Rehospitalizations for ambulatory care sensitive conditions in sepsis survivors– a nationwide cohort study using health claims data 2016–2019

In this first study on ACSC rehospitalizations after sepsis in Germany, we found that one third of sepsis survivors is affected by ACSC rehospitalizations in the 12-months post-discharge. ACSC rehospitalizations often occur closely after discharge and more frequently affect older, male, care dependent patients as well as those living in rural areas. 21.3% of ACSC are infection-related and therefore may be partially vaccine-preventable, which can offer important targets for preventive measures to reduce the burden of sepsis.

Our ACSC rehospitalization rates are comparable with the proportion of ACSC rehospitalizations in sepsis found in a US study among veterans aged 65 years and above (37% in our study vs. 42% in the US), but higher than among general ICU survivors in the US (24% of rehospitalizations) [13]. The ACSC proportion among hospitalizations is also higher than estimated in the general German population (27% in 2012), which may underline the vulnerability of sepsis survivors in terms of recurrent infection and sepsis, but also cardiovascular and pulmonal diseases of which many are considered ambulatory-care sensitive.
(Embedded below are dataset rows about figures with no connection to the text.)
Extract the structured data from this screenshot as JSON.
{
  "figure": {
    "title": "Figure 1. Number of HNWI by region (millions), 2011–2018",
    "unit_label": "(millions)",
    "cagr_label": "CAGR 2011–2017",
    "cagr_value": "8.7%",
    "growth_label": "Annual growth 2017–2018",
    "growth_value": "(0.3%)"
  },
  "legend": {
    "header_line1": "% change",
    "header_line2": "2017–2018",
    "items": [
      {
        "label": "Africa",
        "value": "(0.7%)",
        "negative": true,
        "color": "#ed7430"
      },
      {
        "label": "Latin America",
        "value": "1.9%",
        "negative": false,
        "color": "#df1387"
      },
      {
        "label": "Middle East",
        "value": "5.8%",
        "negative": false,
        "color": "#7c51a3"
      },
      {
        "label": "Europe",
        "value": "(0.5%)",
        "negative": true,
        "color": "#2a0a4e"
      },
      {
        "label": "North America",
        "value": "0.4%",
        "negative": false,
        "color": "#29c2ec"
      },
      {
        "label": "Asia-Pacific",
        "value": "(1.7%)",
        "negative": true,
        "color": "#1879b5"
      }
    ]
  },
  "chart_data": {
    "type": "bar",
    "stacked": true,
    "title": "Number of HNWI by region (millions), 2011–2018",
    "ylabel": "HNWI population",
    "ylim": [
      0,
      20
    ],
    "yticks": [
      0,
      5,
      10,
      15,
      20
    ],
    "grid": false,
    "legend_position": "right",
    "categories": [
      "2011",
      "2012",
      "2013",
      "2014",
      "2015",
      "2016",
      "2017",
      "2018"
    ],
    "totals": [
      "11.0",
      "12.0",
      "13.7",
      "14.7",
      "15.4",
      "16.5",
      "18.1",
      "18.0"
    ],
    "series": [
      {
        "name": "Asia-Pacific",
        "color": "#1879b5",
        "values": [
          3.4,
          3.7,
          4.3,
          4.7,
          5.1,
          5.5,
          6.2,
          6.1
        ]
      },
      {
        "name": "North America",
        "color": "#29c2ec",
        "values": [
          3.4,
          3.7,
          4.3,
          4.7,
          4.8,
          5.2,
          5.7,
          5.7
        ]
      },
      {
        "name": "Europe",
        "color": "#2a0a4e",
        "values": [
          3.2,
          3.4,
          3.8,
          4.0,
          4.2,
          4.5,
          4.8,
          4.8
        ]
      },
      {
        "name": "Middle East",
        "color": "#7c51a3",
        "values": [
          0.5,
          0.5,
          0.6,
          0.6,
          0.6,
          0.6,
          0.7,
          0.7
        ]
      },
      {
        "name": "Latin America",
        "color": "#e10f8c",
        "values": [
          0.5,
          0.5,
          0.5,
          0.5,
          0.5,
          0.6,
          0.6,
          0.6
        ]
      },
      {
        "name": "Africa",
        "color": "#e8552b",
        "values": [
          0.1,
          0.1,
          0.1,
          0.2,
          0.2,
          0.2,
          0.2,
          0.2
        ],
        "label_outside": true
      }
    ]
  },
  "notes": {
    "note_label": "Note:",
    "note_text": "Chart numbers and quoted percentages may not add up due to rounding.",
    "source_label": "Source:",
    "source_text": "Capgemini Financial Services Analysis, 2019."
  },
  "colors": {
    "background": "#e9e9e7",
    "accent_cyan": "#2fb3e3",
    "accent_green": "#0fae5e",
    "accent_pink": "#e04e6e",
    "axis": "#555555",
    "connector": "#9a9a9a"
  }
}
In our studies, risk groups for ACSC rehospitalizations comprised older, male, care dependent patients and those living in rural communities. Intestingly, the odds for ACSC rehospitalization were lower in nursing home residents than in care dependent patients living in the community compared to a reference of non-care dependent patients. We hypothesize that this may be due to the fact that in Germany, each nursing home is typically affiliated with a designated general practitioner (GP) who is responsible for providing primary medical care to the residents. While residents formally retain the right to choose their own physician, in practice, many receive care from the nursing home’s assigned GP to ensure continuity and better coordination of care. This model facilitates close collaboration between medical staff and nursing personnel and supports timely medical interventions within the facility, which may contribute to a better prevention of ACSC rehospitalizations compared to patients with nursing care degree receiving care outside nursing homes. In this regard, a nationwide German study observed that nursing-home residents had significantly more contacts with general practitioners, medical specialists, and prescriptions for medical aids than their home-dwelling counterparts [14]. In rural patients, the higher ACSC risk may be driven by limited access to primary care and specialist services, longer travel distances to healthcare facilities and limited availability of public transportation [15], and an increasing shortage of healthcare professionals in these regions [16].

The high ACSC rehospitalization rates we observed, particularly closely after discharge, underscore the importance of seamless follow-up care in sepsis survivors, with a focus on physical rehabilitation, structured (outpatient) aftercare and social support measures for patients and their families [17, 18], and tailored to align with both the available resources and the living environments risk groups. To this end, a transitional care intervention with focus on care coordination, including screening on sepsis sequelae, management of chronic diseases and advance care planning was effective in reducing a composite endpoint of rehospitalization and mortality in sepsis survivors in a recent US randomized control trial [19]. Furthermore, immunization gaps should be closed and thereby can contribute to the prevention of infection-related ACSC, but also cardiovascular sequelae [20]. However, it also has to be acknowledged that only a certain proportion of ACSC rehospitalizations may be preventable by improved (ambulantory) aftercare. Therefore, the impact of aftercare interventions on ACSC rehospitalization rates and their preventability needs also be evaluated in further studies.

Limitations

We used health claims data that are collected for reimbursement purposes and therefore may be influenced by external incentives within the DRG system. In this data, sepsis may be identified only with low sensitivity, and cases with lower severity may be missed [21]. This may similarly apply for ACSC, although we lack data on the validity of coding for these conditions in Germany. Second, our data did not include patients without sepsis, thus we cannot make any conclusions if ACSC occur with higher frequency compared to other acute medical conditions. Third, we cannot trace individual patient paths to understand which diagnostics and treatments patients with ACSC received prior to their hospitalization in the outpatient setting, as outpatient diagnoses are only available on quarterly basis in Germany.